Using the ideal gas equation:
n = PV / RT
n = (1 atm) × (1.195 × 10^2 L) / (0.0821 L·atm/(mol·K) × 273.15 K)
n ≈ 5.0788 moles of oxygen
Since the molar ratio of phosphorus to oxygen is 1:5, the number of moles of phosphorus is:
moles of phosphorus = 1/5 × moles of oxygen
moles of phosphorus = 1/5 × 5.0788 moles
moles of phosphorus ≈ 1.0158 moles
Finally, to find the mass of phosphorus, we multiply the number of moles by its molar mass. The molar mass of phosphorus (P4) is 4 × atomic mass of phosphorus (P).
The atomic mass of phosphorus (P) is approximately 31. The molar mass of phosphorus (P4) is 4 × 31 = 124 g/mol.
mass of phosphorus = moles of phosphorus × molar mass of phosphorus
mass of phosphorus ≈ 1.0158 moles × 124 g/mol
mass of phosphorus ≈ 125.9932 g
Therefore, approximately 126 grams of phosphorus react with 1.195 × 10^2 L of oxygen to form tetraphosphorus decaoxide.
To find out the number of grams of phosphorus that react with 1.195 x 10^2 L of oxygen at STP to form tetraphosphorus decaoxide, you can use the concept of stoichiometry and the molar ratios from the balanced chemical equation.
Here's how you can solve it step by step:
Step 1: Write down the balanced chemical equation:
P4(s) + 5O2(g) → P4O10(s)
This equation tells us that for every 1 mole of P4 (phosphorus), 5 moles of O2 (oxygen) are required to produce 1 mole of P4O10 (tetraphosphorus decaoxide).
Step 2: Convert the given volume of oxygen to moles at STP.
To do this, we need to use the ideal gas law equation: PV = nRT.

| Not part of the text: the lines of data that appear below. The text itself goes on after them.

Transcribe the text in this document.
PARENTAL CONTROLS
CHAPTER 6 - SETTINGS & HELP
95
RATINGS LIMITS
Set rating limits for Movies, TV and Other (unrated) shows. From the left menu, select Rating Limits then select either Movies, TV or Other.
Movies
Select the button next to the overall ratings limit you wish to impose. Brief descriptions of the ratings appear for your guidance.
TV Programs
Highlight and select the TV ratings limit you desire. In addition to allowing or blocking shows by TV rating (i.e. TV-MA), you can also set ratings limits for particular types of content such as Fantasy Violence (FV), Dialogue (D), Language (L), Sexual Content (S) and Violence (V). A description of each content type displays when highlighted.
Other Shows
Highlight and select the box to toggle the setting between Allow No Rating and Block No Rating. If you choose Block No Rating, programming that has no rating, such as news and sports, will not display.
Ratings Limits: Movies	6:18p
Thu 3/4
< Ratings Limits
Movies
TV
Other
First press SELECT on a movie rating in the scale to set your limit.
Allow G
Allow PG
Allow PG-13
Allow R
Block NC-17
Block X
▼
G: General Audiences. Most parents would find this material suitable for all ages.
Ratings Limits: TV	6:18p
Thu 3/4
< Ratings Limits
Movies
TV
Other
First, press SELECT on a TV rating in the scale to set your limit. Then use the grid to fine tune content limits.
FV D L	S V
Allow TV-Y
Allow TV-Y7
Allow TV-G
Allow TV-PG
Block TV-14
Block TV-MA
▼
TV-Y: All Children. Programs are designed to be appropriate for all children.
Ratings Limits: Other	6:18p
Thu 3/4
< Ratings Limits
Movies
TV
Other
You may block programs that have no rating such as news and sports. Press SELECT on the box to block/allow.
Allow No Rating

Since we are at STP (standard temperature and pressure), the values for ideal gas law can be simplified.
- The temperature(T) is 273 K
- The pressure(P) is 1 atm
- The gas constant(R) is 0.0821 L·atm/mol·K
Using the equation: n = PV/RT
n = (1.195 x 10^2 L) x (1 atm) / (0.0821 L·atm/mol·K) x (273 K)
Solve for n to find the number of moles of oxygen:
n ≈ 5.96 moles of O2
Step 3: Use the molar ratio from the balanced equation to determine the number of moles of phosphorus.
From the balanced equation, we can see that the ratio of P4 to O2 is 1:5. Therefore, the number of moles of P4 will be 1/5 of the number of moles of O2.
moles of P4 = (5.96 moles of O2) / 5
moles of P4 ≈ 1.192 moles of P4
Step 4: Calculate the mass of phosphorus.
To calculate the mass of phosphorus, we need to use the molar mass of P4, which is 123.89 g/mol.
mass of P4 = moles of P4 x molar mass of P4
mass of P4 = 1.192 moles x 123.89 g/mol
Solve for the mass of P4:
mass of P4 ≈ 148.06 grams
Therefore, approximately 148.06 grams of phosphorus will react with 1.195 x 10^2 L of oxygen at STP to form tetraphosphorus decaoxide (P4O10).